Thank you! And sorry for long post, but hopefully it is clear what I'm getting at.
Thank you for your answer.
My reasoning for averaging the expression for the contrasts in all of the patients comes from this post... https://support.bioconductor.org/p/69764/#69765 ...but I may have misinterpreted it.
And regarding blocking at the subject/tissue level - the two different tissue types from each subject are so different in expression that I though it would make sense to effectively treat them as different subjects.
The post you reference shows that you can do an unweighted average. There is no reason to do a weighted average in this context. Put a different way, the post you link to is showing how to compute the contrast of one group versus the average of two other groups, not how to adjust for perceived accuracy of one group versus the other. The average is very efficient, and there's no reason to think that an average based on 20 subjects is materially more accurate than one based on 15.

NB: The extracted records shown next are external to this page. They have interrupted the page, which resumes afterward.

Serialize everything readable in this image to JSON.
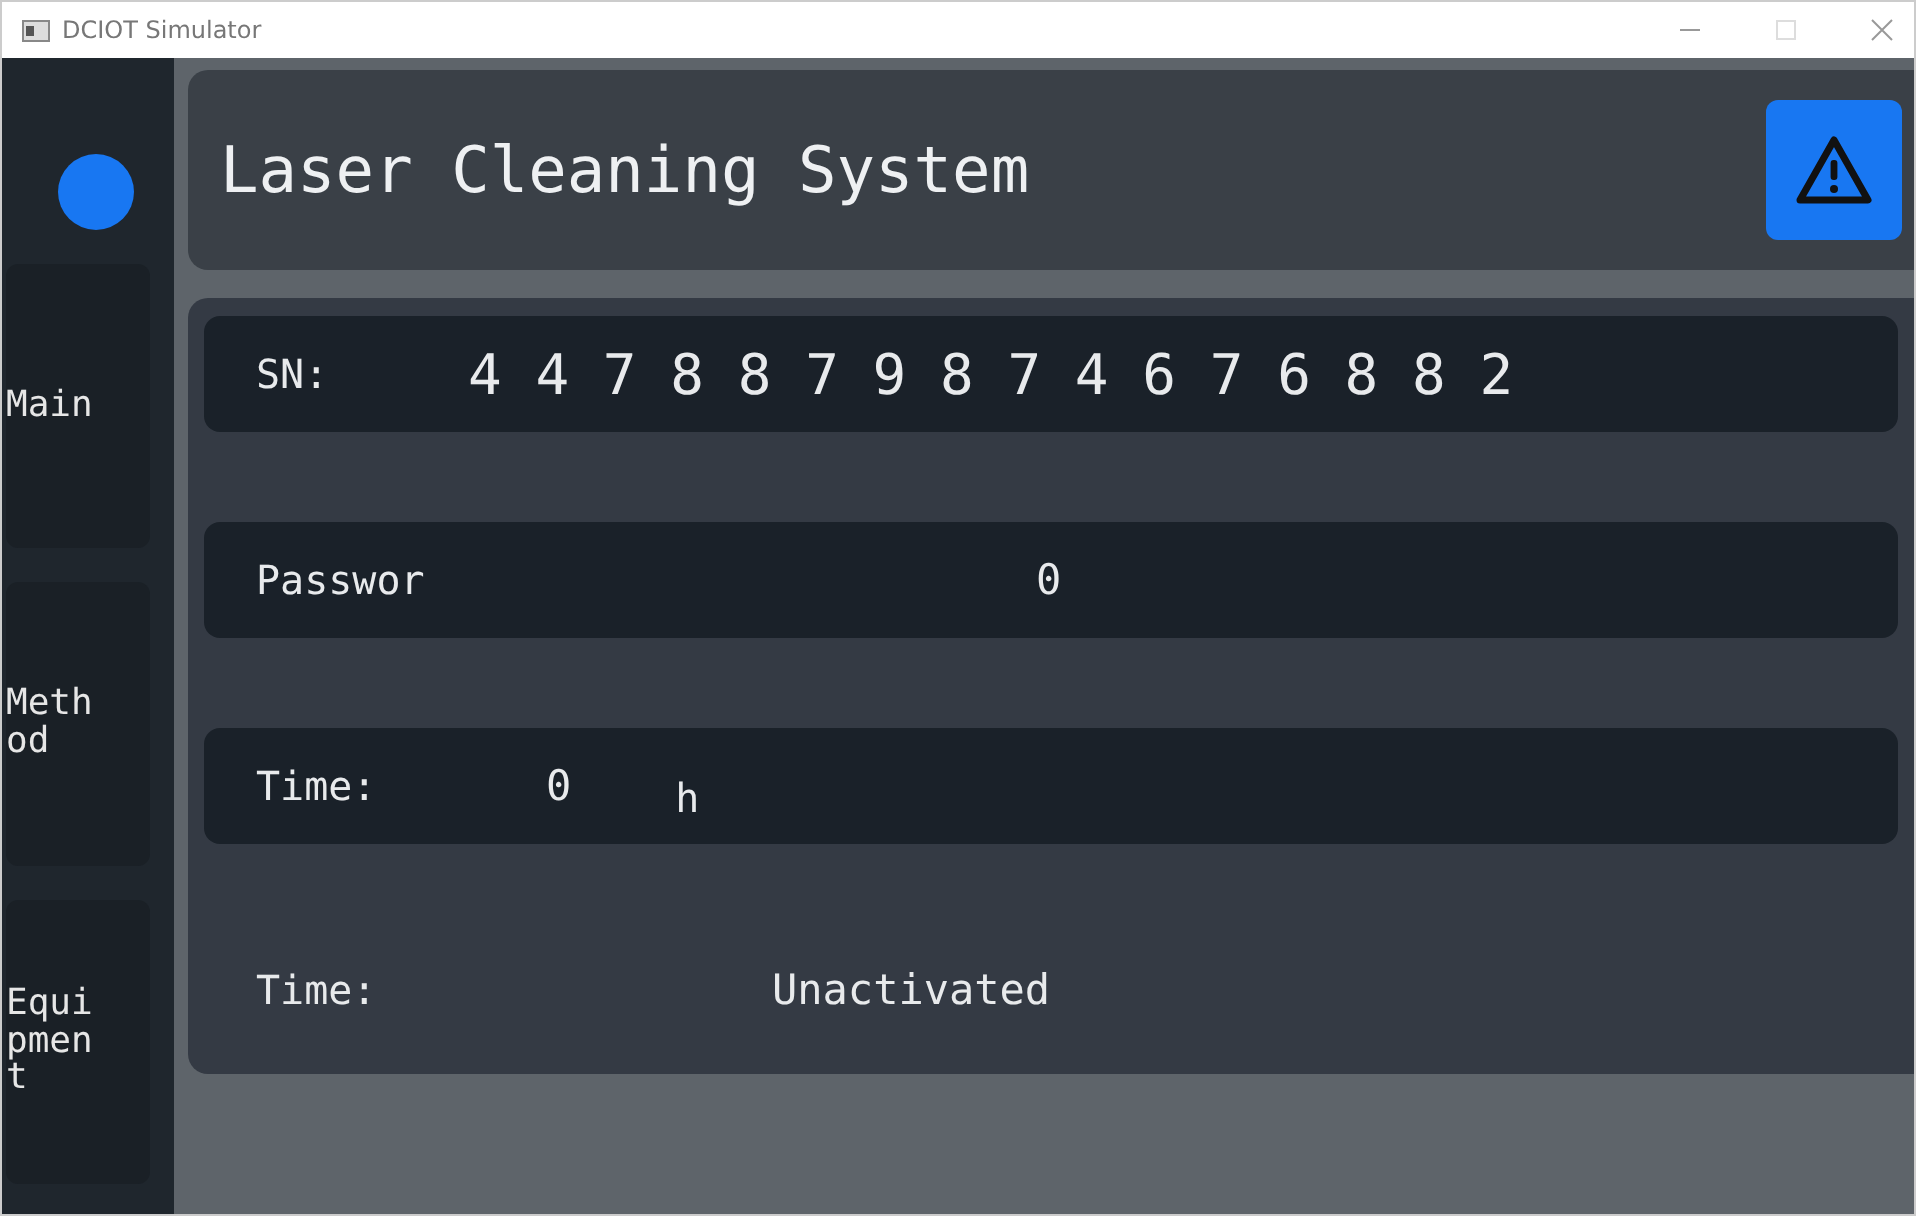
{
  "window": {
    "title": "DCIOT Simulator"
  },
  "sidebar": {
    "items": [
      {
        "label": "Main"
      },
      {
        "label": "Method"
      },
      {
        "label": "Equipment"
      }
    ]
  },
  "header": {
    "title": "Laser Cleaning System"
  },
  "rows": [
    {
      "kind": "field",
      "label": "SN:",
      "value": "4 4 7 8 8 7 9 8 7 4 6 7 6 8 8 2"
    },
    {
      "kind": "field",
      "label": "Passwor",
      "value": "0"
    },
    {
      "kind": "field",
      "label": "Time:",
      "value": "0",
      "unit": "h"
    },
    {
      "kind": "plain",
      "label": "Time:",
      "value": "Unactivated"
    }
  ]
}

The idea behind a mixed model is that the observations within a particular group are correlated and you want to account for that correlation structure in the model (statistical tests usually assume that all the observations are independent of each other). Even if the two tissues have very different expression levels, the correlation between all the tissues within a subject are likely to be high, and that's what you want to control for. And as I already mentioned, if you have complete observations for all subjects (you measure each tissue the same number of times for each subject), it's probably better to simply block on subject.

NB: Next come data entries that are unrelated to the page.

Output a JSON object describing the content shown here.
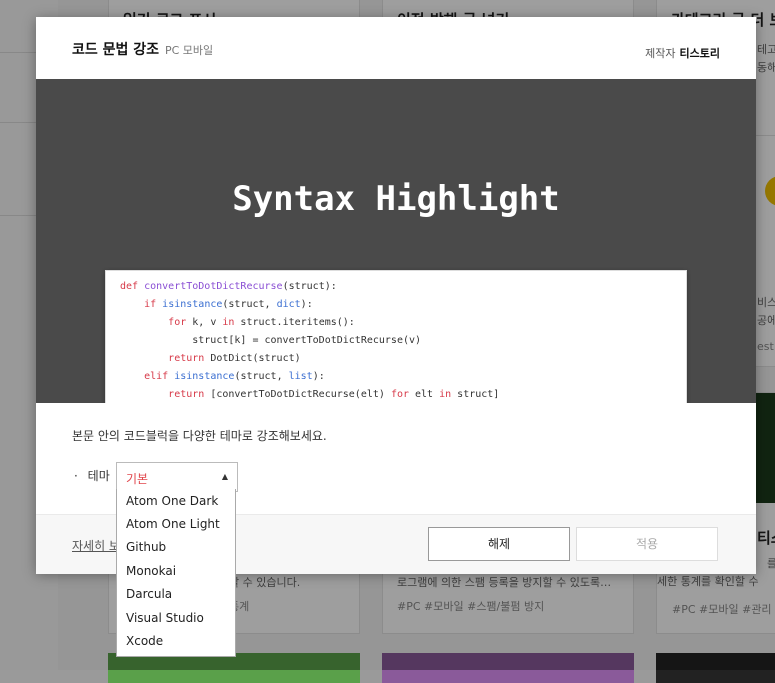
{
  "background": {
    "cards": [
      {
        "title": "읽기 로그 표시",
        "desc": [],
        "tags": ""
      },
      {
        "title": "이전 방해 글 넘기",
        "desc": [],
        "tags": ""
      },
      {
        "title": "카테고리 글 더 보기",
        "desc": [
          "테고",
          "동해"
        ],
        "tags": ""
      },
      {
        "title": "",
        "desc": [
          "비스",
          "공에"
        ],
        "tags": "est"
      },
      {
        "title": "",
        "desc": [],
        "tags": ""
      },
      {
        "title": "",
        "desc": [
          "할 수 있습니다."
        ],
        "tags": "통계"
      },
      {
        "title": "",
        "desc": [
          "로그램에 의한 스팸 등록을 방지할 수 있도록…"
        ],
        "tags": "#PC  #모바일  #스팸/불펌 방지"
      },
      {
        "title": "티스",
        "desc": [
          "를",
          "세한 통계를 확인할 수"
        ],
        "tags": "#PC  #모바일  #관리 및"
      }
    ]
  },
  "modal": {
    "title": "코드 문법 강조",
    "subtitle": "PC 모바일",
    "maker_label": "제작자",
    "maker_name": "티스토리",
    "banner_title": "Syntax Highlight",
    "code_lines": [
      "def convertToDotDictRecurse(struct):",
      "    if isinstance(struct, dict):",
      "        for k, v in struct.iteritems():",
      "            struct[k] = convertToDotDictRecurse(v)",
      "        return DotDict(struct)",
      "    elif isinstance(struct, list):",
      "        return [convertToDotDictRecurse(elt) for elt in struct]"
    ],
    "description": "본문 안의 코드블럭을 다양한 테마로 강조해보세요.",
    "theme_bullet": "·",
    "theme_label": "테마",
    "theme_selected": "기본",
    "theme_options": [
      "Atom One Dark",
      "Atom One Light",
      "Github",
      "Monokai",
      "Darcula",
      "Visual Studio",
      "Xcode"
    ],
    "more_link": "자세히 보기",
    "btn_disable": "해제",
    "btn_apply": "적용"
  },
  "colors": {
    "selected_theme": "#e0454b",
    "banner_bg": "#4a4a4a"
  }
}
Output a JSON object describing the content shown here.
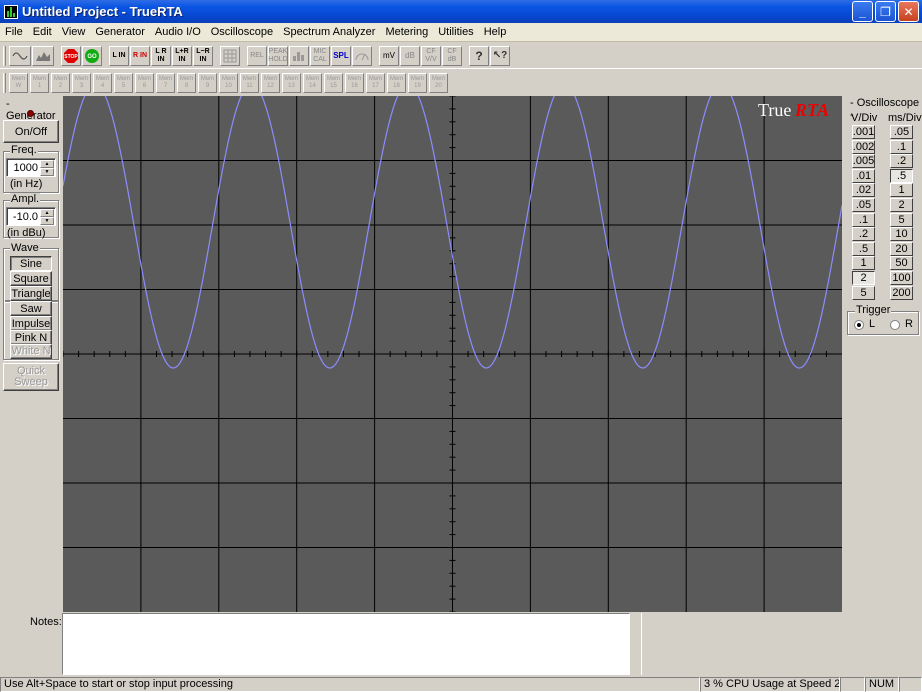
{
  "window": {
    "title": "Untitled Project - TrueRTA",
    "minimize_icon": "minimize-icon",
    "maximize_icon": "restore-icon",
    "close_icon": "close-icon"
  },
  "menu": [
    "File",
    "Edit",
    "View",
    "Generator",
    "Audio I/O",
    "Oscilloscope",
    "Spectrum Analyzer",
    "Metering",
    "Utilities",
    "Help"
  ],
  "toolbar": {
    "buttons": [
      {
        "label": "",
        "icon": "oscilloscope-mode-icon"
      },
      {
        "label": "",
        "icon": "spectrum-mode-icon"
      },
      {
        "label": "STOP",
        "icon": "stop-icon"
      },
      {
        "label": "GO",
        "icon": "go-icon"
      },
      {
        "label": "L IN"
      },
      {
        "label": "R IN"
      },
      {
        "label": "L R IN"
      },
      {
        "label": "L+R IN"
      },
      {
        "label": "L−R IN"
      },
      {
        "label": "",
        "icon": "grid-icon"
      },
      {
        "label": "REL"
      },
      {
        "label": "PEAK HOLD"
      },
      {
        "label": "",
        "icon": "bars-icon"
      },
      {
        "label": "MIC CAL"
      },
      {
        "label": "SPL"
      },
      {
        "label": "",
        "icon": "meter-icon"
      },
      {
        "label": "mV"
      },
      {
        "label": "dB"
      },
      {
        "label": "CF V/V"
      },
      {
        "label": "CF dB"
      },
      {
        "label": "?",
        "icon": "help-icon"
      },
      {
        "label": "",
        "icon": "context-help-icon"
      }
    ],
    "mem_buttons": [
      "Mem W",
      "Mem 1",
      "Mem 2",
      "Mem 3",
      "Mem 4",
      "Mem 5",
      "Mem 6",
      "Mem 7",
      "Mem 8",
      "Mem 9",
      "Mem 10",
      "Mem 11",
      "Mem 12",
      "Mem 13",
      "Mem 14",
      "Mem 15",
      "Mem 16",
      "Mem 17",
      "Mem 18",
      "Mem 19",
      "Mem 20"
    ]
  },
  "generator": {
    "title": "Generator",
    "on_off_label": "On/Off",
    "freq_label": "Freq.",
    "freq_value": "1000",
    "freq_unit": "(in Hz)",
    "ampl_label": "Ampl.",
    "ampl_value": "-10.0",
    "ampl_unit": "(in dBu)",
    "wave_label": "Wave",
    "waves": [
      "Sine",
      "Square",
      "Triangle",
      "Saw",
      "Impulse",
      "Pink N",
      "White N"
    ],
    "selected_wave": "Sine",
    "quick_sweep_label": "Quick Sweep"
  },
  "scope": {
    "logo_true": "True",
    "logo_rta": "RTA",
    "trace_color": "#8c8cff",
    "grid_color": "#000000",
    "background": "#5a5a5a",
    "waveform": {
      "cycles": 5,
      "clipped_bottom": true
    }
  },
  "oscilloscope": {
    "title": "Oscilloscope",
    "vdiv_header": "V/Div",
    "msdiv_header": "ms/Div",
    "vdiv": [
      ".001",
      ".002",
      ".005",
      ".01",
      ".02",
      ".05",
      ".1",
      ".2",
      ".5",
      "1",
      "2",
      "5"
    ],
    "msdiv": [
      ".05",
      ".1",
      ".2",
      ".5",
      "1",
      "2",
      "5",
      "10",
      "20",
      "50",
      "100",
      "200"
    ],
    "selected_vdiv": "2",
    "selected_msdiv": ".5",
    "trigger_label": "Trigger",
    "trigger_l": "L",
    "trigger_r": "R",
    "trigger_selected": "L"
  },
  "notes": {
    "label": "Notes:",
    "value": ""
  },
  "status": {
    "hint": "Use Alt+Space to start or stop input processing",
    "cpu": "3 % CPU Usage at Speed 2",
    "num": "NUM"
  }
}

Thank you, I think I understand. I was thinking that because my subgroups are unequal in size (unlike in the post I linked to) the average should be weighted.
Sorry to keep dragging you back here, but I have one final query... do you think there is any benefit to contrasting the different time points in all the subjects, and in the alleleX-positive and negative patients separately, in the same model? I.e. rather than all this averaging expression business, I should just have one model that contrasts using a Tissue.Time interaction variable (a model that doesn't consider alleleX), and another model that contrasts using a Tissue.Time.AlleleX variable (a model which does consider alleleX positive and negative subjects separately) ?

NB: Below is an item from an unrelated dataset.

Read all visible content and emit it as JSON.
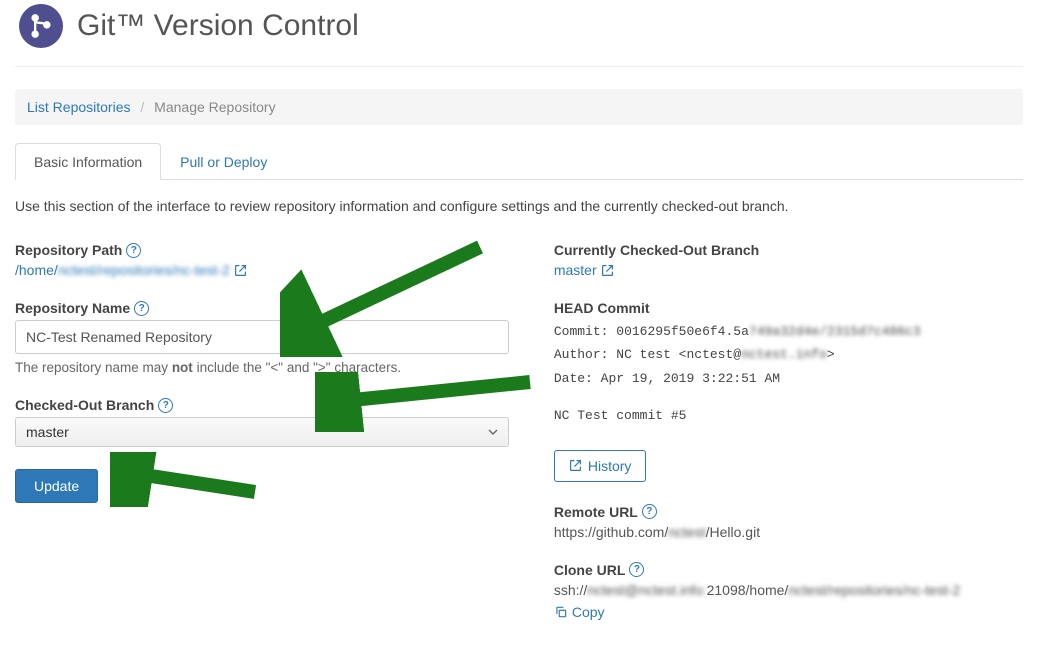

That's something you need to decide as the analyst. It may be that the allele affects very few, if any genes, in which case it's burning degrees of freedom to include it. Or maybe the allele is the main hypothesis?
You can always make the most specific coefficient and then average to get at less specific questions. In other words you could include the allele and then average time/treatment combinations that have different alleles to do the same thing as your first model.